Looking out across the river, one of the men spotted what appeared to be clothing floating in the water. Racing to a nearby dock, the men grabbed a boat and rowed quickly to the bobbing objects. What they found was the body of a young woman. They made several attempts to fish out the body, but eventually they tied a rope under the dead woman's chin and rowed toward shore.
By the time they reached shore, a crowd had gathered, authorities were sent for, and the body was gawked at. One of the first reporters to arrive described the scene: "...she was laying on the bank, on her back, with a rope tied around her.... Her forehead and face appeared to have been battered and butchered, to a mummy. Her features were scarcely visible, so much violence had been done to her...she presented the most horrible spectacle that eye could see."
The local justice of the Peace gathered information and the names of witnesses and began an inquest into the matter that evening.
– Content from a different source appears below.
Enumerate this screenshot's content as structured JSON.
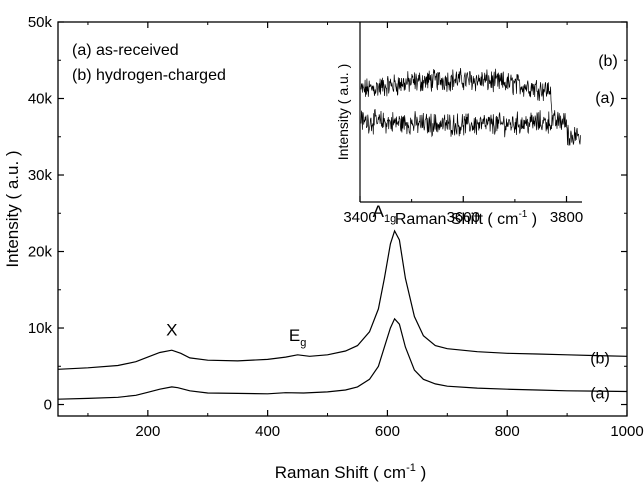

The coroner later described the corpse: "...her face was swollen, the veins were highly distended. There was a mark about the size and shape of a man's thumb on the right side of the neck, near the jugular vein, and two or three marks on the left side resembling the shape of a man's fingers, which led me to believe she had been throttled and partially choked by a man's hand. It appeared as if the wrists had been tied together, and as if she had raised her hands to try to tear something from off her mouth and neck, which was choking and strangling her. The dress was much torn in several places...a piece was torn clean out of this garment, about a foot or 18 inches in width...this same piece was tied round her mouth, with a hard knot at the back part of the neck; I think this was done to smother her cries and that it was probably held tight round her mouth by one of her brutal ravishers. Her hat was off her head at the time of the outrage, and that after her violation and murder had been completed, it was tied on." The doctor concluded that "there was not the slightest trace of pregnancy" and so therefore the woman "had evidently been a person of chastity and correct habits" and that the murder was done by "more than two or three persons."
The description of the violence done to the woman certainly held the inquiry's listeners' attention, but the excitement escalated when a young man named Alfred Crommelin came forward and testified that the battered body was that of his former fiancée, Mary Cecilia Rogers.